One CEO who always stresses the price/value factor in repurchase decisions is Jamie Dimon at J.P. Morgan; I recommend that you read his annual letter.
Recently on CNBC, he also was very complimentary of Jamie Dimon's annual letter and said he owns some J.P. Morgan shares personally.
Well, Jamie Dimon's 2011 letter to J.P. Morgan shareholders was just released and it is a very good one.
Some excerpts from Dimon's latest letter:
$ 1.8 Trillion of Capital and Credit
During 2011, the firm raised capital and provided credit of over $1.8 trillion for our commercial and consumer clients, up 18% from the prior year.
On Buybacks and Dividends
We also bought back $9 billion of stock and recently received permission to buy back an additional $15 billion of stock during the remainder of 2012 and the first quarter of 2013. We reinstated our annual dividend to $1.00 a share in April 2011 and recently announced that we are increasing it to $1.20 a share in April 2012.
J.P Morgan's Stock
Normally, we don't comment on the stock price. However, we make an exception in Section VIII of this letter because we are buying back a substantial amount of stock and because there are many concerns about investing in bank stocks.
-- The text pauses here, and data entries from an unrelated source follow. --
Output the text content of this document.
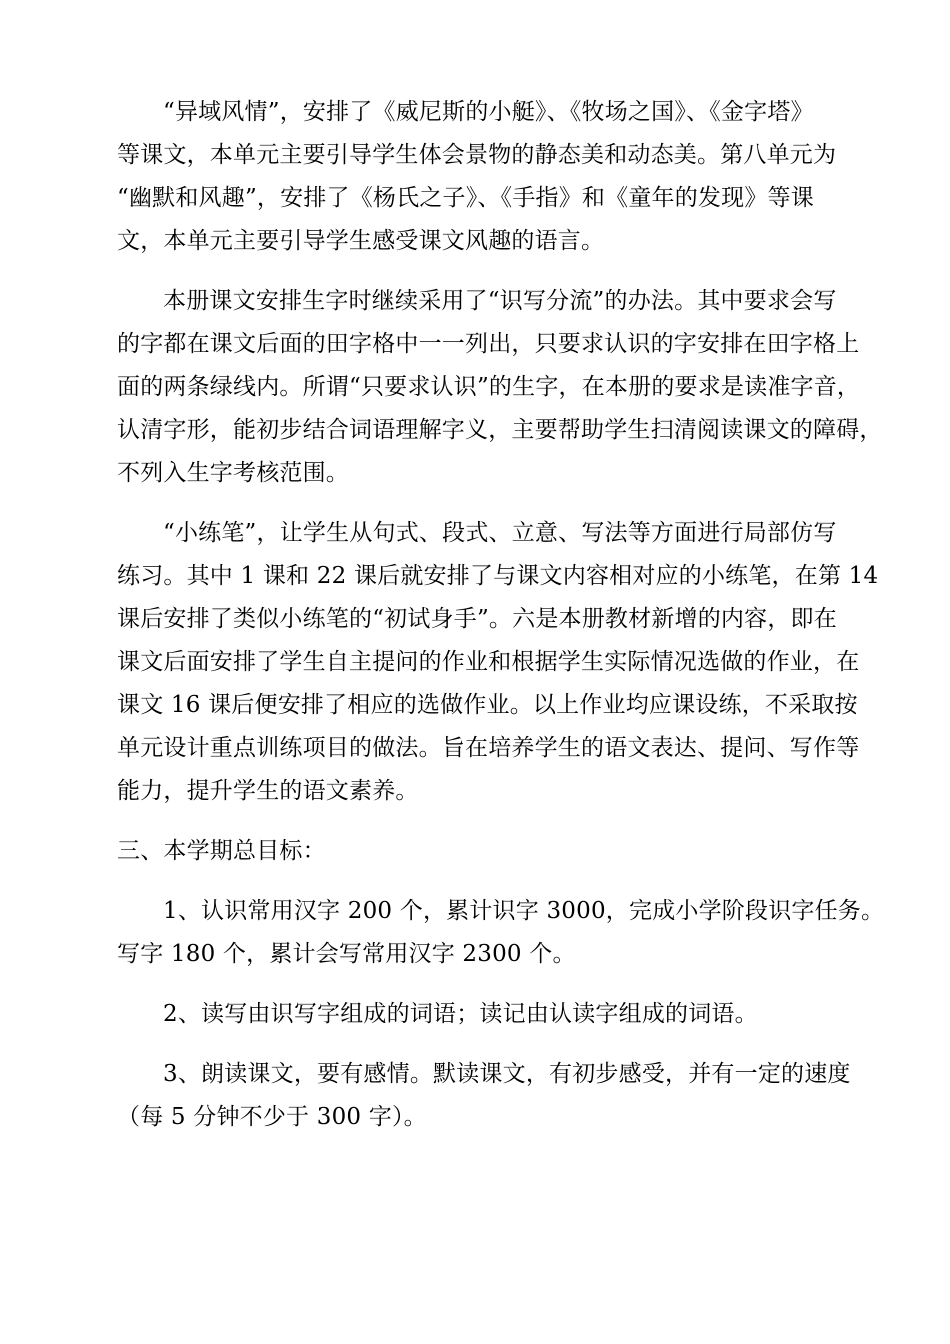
“异域风情”，安排了《威尼斯的小艇》、《牧场之国》、《金字塔》
等课文，本单元主要引导学生体会景物的静态美和动态美。第八单元为
“幽默和风趣”，安排了《杨氏之子》、《手指》和《童年的发现》等课
文，本单元主要引导学生感受课文风趣的语言。
本册课文安排生字时继续采用了“识写分流”的办法。其中要求会写
的字都在课文后面的田字格中一一列出，只要求认识的字安排在田字格上
面的两条绿线内。所谓“只要求认识”的生字，在本册的要求是读准字音，
认清字形，能初步结合词语理解字义，主要帮助学生扫清阅读课文的障碍，
不列入生字考核范围。
“小练笔”，让学生从句式、段式、立意、写法等方面进行局部仿写
练习。其中 1 课和 22 课后就安排了与课文内容相对应的小练笔，在第 14
课后安排了类似小练笔的“初试身手”。六是本册教材新增的内容，即在
课文后面安排了学生自主提问的作业和根据学生实际情况选做的作业，在
课文 16 课后便安排了相应的选做作业。以上作业均应课设练，不采取按
单元设计重点训练项目的做法。旨在培养学生的语文表达、提问、写作等
能力，提升学生的语文素养。
三、本学期总目标：
1、认识常用汉字 200 个，累计识字 3000，完成小学阶段识字任务。
写字 180 个，累计会写常用汉字 2300 个。
2、读写由识写字组成的词语；读记由认读字组成的词语。
3、朗读课文，要有感情。默读课文，有初步感受，并有一定的速度
（每 5 分钟不少于 300 字）。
It Could Have Been Much Better
Recently, we have begun to achieve modest economic growth around the globe, somewhat held back by certain natural disasters such as the tsunami in Japan. But I have no doubt that our own actions – from the debt ceiling fiasco to bad and uncoordinated policy, including the somewhat dramatic restraining of bank leverage in the United States and Europe at precisely the wrong time – made the recovery worse than it otherwise would have been. You cannot prove this in real time, but when economists 20 years from now write the book on the recovery, it may well be entitled, It Could Have Been Much Better.
A Stronger System
There also should be recognition that the whole system is stronger. Accounting and disclosure are better, most off-balance sheet vehicles are gone, underwriting standards are higher, there is much less leverage in the system, many of the bad actors are gone and, last but not least, each remaining bank is individually stronger.
Best and Highest Use of Capital
Our best and highest use of capital (after the dividend) is always to build our business organically – particularly where we have significant competitive advantages and good returns. We already have described many of those opportunities in this letter, and I won’t repeat them here. The second-highest use would be great acquisitions, but, as I also have indicated, it is unlikely that we will do one that requires substantial amounts of capital.
More on Buybacks
If you like our businesses, buying back stock at tangible book value is a very good deal. So you can assume that we are a buyer in size around tangible book value. Unfortunately, we were restricted from buying back more stock when it was cheap – below tangible book value – and we did not get permission to buy back stock until it was selling at $45 a share.
Our appetite for buying back stock is not as great (of course) at higher prices.
Dimon does also say that they plan to buy back the amount of stock that we issue every year for employee compensation because "we think this is just good discipline". I find that to be a bit disappointing but the statement that follows provides some reassurance they won't do that kind of thing at any price:
Rest assured, the Board will continuously reevaluate our capital plans and make changes as appropriate but will authorize a buyback of stock only when we think it is a great deal for you, our shareholders.
The statements "our appetite for buying back stock is not as great" and "will authorize a buyback of stock only when we think it is a great deal" should be the norm among CEOs but that kind of discipline is far from a given.